See DX (Developer Experience, DevEX) and HumanOps.
Funders
Project development has costs. Someone is bearing these costs and tolerating the risk. They will obviously want the project to be successful but will need to apply various guardrails. These types of requirements are often called constraints and come in various forms.
Constraints
Time
Is there a timeline for the project? Are there deadlines and what are the consequences of needing to move the deadlines?
Cost
What budget is available? Nowadays there are often internal capabilities to help improve cost efficiency. See FinOps.
Resources
What people and resources will be needed? Are they available? Can they be obtained on time within cost?
Other
You are always constrained by physics, the current state of technology and other laws and standards. Another common constraint could be something like being required to use a certain tool or framework because the organisation has invested in it and has a lot of reusable assets.
Society
The wider society also has interests in software projects. These requirements usually regard the externalities outside of direct value to users.
Many products are designed to capture user attention leading to addictions which have negative effects on peoples lives. Media platforms expose users and minors to illegal content and misinformation because they can not effectively enforce age restrictions and can not moderate reliably in real time at scale. For any individual product what are its supply-chain ethics for the components that it depends on? All who contribute to societal ills — even accidentally — have a responsibility to contribute to solve them.

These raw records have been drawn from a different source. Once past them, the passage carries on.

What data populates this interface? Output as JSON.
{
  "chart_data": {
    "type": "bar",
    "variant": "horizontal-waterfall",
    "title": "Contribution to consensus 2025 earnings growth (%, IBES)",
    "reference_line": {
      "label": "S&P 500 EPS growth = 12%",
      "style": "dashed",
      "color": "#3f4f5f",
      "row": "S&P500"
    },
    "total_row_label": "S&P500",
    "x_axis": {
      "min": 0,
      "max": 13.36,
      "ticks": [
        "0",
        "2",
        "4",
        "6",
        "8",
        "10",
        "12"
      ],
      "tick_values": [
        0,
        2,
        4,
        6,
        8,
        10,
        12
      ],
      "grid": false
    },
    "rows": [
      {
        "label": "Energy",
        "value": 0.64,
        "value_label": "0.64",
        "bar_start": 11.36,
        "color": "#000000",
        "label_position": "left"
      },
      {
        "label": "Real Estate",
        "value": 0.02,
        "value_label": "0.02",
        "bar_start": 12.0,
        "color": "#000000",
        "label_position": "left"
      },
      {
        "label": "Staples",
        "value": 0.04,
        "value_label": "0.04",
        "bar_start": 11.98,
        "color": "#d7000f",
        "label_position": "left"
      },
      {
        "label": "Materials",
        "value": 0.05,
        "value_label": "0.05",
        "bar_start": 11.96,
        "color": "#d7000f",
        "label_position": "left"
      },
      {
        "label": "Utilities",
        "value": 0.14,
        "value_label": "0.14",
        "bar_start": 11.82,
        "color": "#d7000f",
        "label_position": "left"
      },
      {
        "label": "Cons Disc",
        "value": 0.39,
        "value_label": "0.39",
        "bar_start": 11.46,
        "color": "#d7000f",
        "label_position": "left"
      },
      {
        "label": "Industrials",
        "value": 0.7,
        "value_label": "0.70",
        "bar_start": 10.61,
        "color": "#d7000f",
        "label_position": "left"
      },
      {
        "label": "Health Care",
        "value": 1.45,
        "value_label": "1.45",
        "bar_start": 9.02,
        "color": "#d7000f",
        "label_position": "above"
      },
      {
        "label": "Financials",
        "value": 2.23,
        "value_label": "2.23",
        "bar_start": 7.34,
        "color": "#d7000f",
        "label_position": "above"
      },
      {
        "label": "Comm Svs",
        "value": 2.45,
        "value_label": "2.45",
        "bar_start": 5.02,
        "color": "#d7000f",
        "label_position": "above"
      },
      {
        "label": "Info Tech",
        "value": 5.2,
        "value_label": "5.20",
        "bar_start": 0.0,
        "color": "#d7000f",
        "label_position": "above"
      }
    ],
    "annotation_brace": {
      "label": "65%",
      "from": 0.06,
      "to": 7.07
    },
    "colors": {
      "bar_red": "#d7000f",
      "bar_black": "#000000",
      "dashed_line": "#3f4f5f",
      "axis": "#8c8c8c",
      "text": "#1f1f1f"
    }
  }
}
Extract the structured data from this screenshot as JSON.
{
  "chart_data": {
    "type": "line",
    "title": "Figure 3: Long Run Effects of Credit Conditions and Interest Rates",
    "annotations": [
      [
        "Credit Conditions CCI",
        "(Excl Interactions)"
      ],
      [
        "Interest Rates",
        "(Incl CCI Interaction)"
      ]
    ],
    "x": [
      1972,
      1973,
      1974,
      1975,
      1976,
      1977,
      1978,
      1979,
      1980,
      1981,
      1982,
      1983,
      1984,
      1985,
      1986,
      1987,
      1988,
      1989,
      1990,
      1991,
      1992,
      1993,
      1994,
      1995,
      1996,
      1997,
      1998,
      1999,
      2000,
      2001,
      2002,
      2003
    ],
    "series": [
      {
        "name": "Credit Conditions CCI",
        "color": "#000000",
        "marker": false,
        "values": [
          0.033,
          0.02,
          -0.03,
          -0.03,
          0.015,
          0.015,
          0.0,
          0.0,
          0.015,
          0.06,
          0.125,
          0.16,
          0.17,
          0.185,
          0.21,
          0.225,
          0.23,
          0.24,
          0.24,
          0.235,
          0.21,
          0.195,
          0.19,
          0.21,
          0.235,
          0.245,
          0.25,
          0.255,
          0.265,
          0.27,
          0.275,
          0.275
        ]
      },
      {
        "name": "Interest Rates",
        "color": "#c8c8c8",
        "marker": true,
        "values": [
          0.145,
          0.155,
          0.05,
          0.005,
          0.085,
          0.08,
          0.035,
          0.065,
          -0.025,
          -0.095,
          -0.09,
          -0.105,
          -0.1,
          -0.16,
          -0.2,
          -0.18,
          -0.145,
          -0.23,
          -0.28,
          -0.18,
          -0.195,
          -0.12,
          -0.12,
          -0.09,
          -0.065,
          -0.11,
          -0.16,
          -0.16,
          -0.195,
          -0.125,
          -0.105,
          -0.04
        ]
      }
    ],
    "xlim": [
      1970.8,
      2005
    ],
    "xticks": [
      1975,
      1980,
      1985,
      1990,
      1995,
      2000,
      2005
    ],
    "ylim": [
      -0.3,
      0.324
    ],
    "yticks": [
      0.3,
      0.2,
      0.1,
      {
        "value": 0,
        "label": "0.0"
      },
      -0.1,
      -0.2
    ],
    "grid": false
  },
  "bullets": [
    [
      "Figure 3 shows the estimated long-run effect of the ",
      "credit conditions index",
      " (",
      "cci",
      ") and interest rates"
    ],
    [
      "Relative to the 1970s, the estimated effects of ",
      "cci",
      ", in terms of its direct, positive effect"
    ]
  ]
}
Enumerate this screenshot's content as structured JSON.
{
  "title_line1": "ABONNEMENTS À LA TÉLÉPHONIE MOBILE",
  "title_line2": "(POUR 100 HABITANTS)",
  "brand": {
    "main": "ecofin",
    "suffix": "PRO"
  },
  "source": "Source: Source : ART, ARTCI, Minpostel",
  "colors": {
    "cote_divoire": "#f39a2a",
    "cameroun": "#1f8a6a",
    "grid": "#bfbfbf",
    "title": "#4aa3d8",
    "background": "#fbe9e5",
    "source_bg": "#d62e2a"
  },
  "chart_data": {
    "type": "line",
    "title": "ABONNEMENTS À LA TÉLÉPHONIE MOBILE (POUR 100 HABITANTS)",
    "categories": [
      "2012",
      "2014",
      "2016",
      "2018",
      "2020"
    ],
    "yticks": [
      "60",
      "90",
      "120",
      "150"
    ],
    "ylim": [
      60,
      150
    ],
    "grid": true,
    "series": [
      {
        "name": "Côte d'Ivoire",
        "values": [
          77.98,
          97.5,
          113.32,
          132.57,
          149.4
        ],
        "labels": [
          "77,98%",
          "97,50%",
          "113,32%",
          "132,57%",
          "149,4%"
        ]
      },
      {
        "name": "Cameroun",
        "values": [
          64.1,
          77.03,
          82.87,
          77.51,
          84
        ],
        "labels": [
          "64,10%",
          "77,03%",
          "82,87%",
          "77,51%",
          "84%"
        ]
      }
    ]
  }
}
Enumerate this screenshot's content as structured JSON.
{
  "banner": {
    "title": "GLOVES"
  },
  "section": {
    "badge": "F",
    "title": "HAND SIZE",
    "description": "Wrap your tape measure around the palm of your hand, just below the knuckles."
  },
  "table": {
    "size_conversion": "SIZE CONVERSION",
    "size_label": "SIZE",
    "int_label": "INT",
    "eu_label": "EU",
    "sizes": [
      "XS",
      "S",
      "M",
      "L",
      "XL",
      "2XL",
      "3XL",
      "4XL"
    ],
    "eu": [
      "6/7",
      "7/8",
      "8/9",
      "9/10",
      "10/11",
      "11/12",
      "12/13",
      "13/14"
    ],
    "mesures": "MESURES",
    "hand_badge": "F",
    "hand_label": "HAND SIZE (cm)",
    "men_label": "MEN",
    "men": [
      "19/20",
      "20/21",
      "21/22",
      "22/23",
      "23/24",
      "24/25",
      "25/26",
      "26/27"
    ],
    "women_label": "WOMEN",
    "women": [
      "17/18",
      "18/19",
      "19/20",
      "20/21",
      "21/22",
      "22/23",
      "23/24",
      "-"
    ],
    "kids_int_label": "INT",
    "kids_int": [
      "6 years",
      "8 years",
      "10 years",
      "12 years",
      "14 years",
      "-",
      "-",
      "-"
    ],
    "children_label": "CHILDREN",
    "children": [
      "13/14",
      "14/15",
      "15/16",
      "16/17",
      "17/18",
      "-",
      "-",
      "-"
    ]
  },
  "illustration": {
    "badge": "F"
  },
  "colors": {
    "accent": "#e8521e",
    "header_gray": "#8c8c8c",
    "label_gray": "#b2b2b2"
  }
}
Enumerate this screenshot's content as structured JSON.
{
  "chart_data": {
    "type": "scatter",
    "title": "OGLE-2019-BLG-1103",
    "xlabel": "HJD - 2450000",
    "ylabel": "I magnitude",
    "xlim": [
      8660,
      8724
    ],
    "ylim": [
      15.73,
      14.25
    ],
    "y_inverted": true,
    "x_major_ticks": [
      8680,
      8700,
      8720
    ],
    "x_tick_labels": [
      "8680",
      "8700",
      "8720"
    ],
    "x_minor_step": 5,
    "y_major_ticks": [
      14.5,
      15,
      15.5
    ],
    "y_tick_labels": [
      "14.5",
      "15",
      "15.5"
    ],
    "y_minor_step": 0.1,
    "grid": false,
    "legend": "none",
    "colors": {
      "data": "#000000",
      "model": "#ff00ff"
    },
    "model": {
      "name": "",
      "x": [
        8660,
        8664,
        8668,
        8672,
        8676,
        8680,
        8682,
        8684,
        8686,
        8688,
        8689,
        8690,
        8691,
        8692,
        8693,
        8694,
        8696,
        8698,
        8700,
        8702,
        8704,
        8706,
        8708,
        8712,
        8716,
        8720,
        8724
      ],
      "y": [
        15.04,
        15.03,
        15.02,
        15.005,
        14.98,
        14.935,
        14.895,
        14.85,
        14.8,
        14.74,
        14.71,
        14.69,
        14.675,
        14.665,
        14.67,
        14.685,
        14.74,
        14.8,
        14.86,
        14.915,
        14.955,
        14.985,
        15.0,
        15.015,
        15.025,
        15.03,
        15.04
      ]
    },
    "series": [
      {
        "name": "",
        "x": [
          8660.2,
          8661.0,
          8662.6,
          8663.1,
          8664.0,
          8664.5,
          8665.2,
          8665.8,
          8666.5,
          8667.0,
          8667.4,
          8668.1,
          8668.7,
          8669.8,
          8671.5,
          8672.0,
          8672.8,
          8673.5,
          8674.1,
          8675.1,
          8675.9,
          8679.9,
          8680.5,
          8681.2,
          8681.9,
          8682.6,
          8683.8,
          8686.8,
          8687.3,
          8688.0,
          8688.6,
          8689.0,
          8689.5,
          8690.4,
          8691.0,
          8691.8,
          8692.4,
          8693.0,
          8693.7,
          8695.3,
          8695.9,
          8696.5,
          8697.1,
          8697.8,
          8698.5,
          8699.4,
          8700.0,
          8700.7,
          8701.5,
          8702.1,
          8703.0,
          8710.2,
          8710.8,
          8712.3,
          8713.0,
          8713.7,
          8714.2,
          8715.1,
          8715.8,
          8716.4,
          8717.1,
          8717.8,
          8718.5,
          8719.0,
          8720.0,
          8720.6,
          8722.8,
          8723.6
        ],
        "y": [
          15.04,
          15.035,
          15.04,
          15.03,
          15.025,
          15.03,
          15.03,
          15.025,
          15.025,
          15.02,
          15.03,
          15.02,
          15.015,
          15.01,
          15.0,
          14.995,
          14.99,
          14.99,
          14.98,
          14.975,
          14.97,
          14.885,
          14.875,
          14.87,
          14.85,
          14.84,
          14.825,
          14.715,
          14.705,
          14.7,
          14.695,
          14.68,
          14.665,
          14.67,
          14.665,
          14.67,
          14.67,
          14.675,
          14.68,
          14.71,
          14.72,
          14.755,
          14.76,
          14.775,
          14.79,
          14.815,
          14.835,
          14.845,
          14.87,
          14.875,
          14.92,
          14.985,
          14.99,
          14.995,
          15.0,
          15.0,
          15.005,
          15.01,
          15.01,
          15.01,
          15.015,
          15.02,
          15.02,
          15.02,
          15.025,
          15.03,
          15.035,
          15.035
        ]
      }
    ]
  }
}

You must also be compliant with laws and industry regulations at all times in all regions in which the product operates. These are mostly meant for user service and safety. Some are truly important and some seem arbitrary but you must comply all the same.
Balance
This can be a lot to consider but like it or not every single project has a multitude of functional and non-functional concerns. It is better to make them explicit and manage them properly over time.
Balance (whatever that ends up meaning to you) should be a top level objective because it is easy to see that different stakeholders and different user groups can want things which are in conflict to different degrees.
Even when everyone wants the same thing you need to deal with opportunity cost. A team can only deal with so many things at a time. With each choice you make you are choosing to not do the other things that you believe are important.
The key is to understand what is good enough for your short and long term goals in each area and prioritise and balance accordingly.